The war-torn streets of Kabul and the hills of the Bega Valley is quite a contrast.
But Samir Seddiqi has now covered both, although with a few stops in different countries and the addition of a couple of children on the way.
He was part of a 40-member group of refugees and migrants visiting the Far South Coast for a weekend from Friday, July 5, where they stayed with local host families and were taken to see some of the sights of the area.
For 12 years Mr Seddiqi worked with the Japanese embassy in Kabul, Afghanistan in administration and logistic supplies.
"Sometimes it's really peaceful," he said of an average day in the city.
"There's nothing for a week or a month.
"But then sometimes in a week there's a couple of explosions, or a couple of kidnappings.
"It depends where you live too. If you're far from the city it's really hard to keep yourself safe.
"I lived in Kabul, but it was still not safe for us."
The situation in the city was becoming more dangerous, especially as the Japanese government supported Afghanistan's legal government so employees of the embassy drew the ire of the Taliban.
"We were like an enemy to them," Mr Seddiqi said.
"The security was getting worse, that's why we decided to get out of Afghanistan."
He travelled to Dubai, then Malaysia - where his daughter Kawsar was born - then Indonesia where he stayed for three years before getting to Canberra, arriving in March 2016 and has now been granted permanent refugee status.

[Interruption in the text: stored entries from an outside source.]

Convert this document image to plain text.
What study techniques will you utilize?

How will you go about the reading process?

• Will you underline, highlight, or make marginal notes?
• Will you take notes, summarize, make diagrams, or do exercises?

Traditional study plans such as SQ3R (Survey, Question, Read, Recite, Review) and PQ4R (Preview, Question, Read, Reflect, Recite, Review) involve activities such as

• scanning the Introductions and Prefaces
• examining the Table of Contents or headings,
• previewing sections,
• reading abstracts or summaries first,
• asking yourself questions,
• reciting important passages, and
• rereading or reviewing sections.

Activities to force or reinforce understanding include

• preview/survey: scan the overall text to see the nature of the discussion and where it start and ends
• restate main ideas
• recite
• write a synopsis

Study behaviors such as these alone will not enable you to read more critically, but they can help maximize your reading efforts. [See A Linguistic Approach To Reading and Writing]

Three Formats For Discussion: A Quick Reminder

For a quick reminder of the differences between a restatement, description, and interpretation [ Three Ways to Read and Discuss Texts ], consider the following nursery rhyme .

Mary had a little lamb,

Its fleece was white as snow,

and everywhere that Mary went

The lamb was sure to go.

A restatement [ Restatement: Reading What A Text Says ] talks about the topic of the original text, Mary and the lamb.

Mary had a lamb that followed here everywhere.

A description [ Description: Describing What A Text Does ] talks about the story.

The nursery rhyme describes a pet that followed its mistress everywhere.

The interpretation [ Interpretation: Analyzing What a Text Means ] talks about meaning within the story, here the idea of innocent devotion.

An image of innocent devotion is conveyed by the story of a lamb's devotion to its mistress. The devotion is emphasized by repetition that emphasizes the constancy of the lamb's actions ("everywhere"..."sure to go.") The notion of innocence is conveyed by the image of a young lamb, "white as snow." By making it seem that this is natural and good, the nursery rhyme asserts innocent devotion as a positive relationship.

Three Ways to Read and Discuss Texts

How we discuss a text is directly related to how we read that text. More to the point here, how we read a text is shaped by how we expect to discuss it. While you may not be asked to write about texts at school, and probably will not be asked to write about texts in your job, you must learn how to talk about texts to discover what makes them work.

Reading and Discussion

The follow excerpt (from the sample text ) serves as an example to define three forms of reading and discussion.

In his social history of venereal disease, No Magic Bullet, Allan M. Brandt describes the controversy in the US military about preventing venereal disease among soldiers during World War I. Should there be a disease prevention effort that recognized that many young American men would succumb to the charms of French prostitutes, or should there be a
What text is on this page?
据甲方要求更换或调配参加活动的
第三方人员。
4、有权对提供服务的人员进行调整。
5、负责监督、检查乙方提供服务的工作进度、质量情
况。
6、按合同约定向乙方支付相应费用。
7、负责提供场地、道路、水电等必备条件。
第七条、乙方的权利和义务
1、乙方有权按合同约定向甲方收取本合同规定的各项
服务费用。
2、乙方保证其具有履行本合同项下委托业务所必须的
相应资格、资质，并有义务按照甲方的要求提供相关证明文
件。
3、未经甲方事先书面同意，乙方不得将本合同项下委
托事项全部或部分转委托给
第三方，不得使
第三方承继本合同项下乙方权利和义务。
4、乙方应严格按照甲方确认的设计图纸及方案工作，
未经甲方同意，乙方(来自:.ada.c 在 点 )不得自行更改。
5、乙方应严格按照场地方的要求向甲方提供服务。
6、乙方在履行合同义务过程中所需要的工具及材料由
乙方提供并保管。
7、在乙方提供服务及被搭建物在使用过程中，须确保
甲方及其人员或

While he already has a law degree obtained in Afghanistan, the 36-year-old has begun studying again - businesses this time as he has hopes of starting a construction company - while his wife Mursai is studying health science.
Mr Seddiqi was aware some people questioned why there was a need to flee your home country and become a refugee.
"It's hard to leave your home, truly it is for everybody," he said.
"But if the situation gets tough, then you have to move.
"You have to find out where to go, but it's really important you don't come by boat because maybe you'll drown or something will happen to you.
"You should get asylum and status in a legal way. Don't create a legal issue for yourself."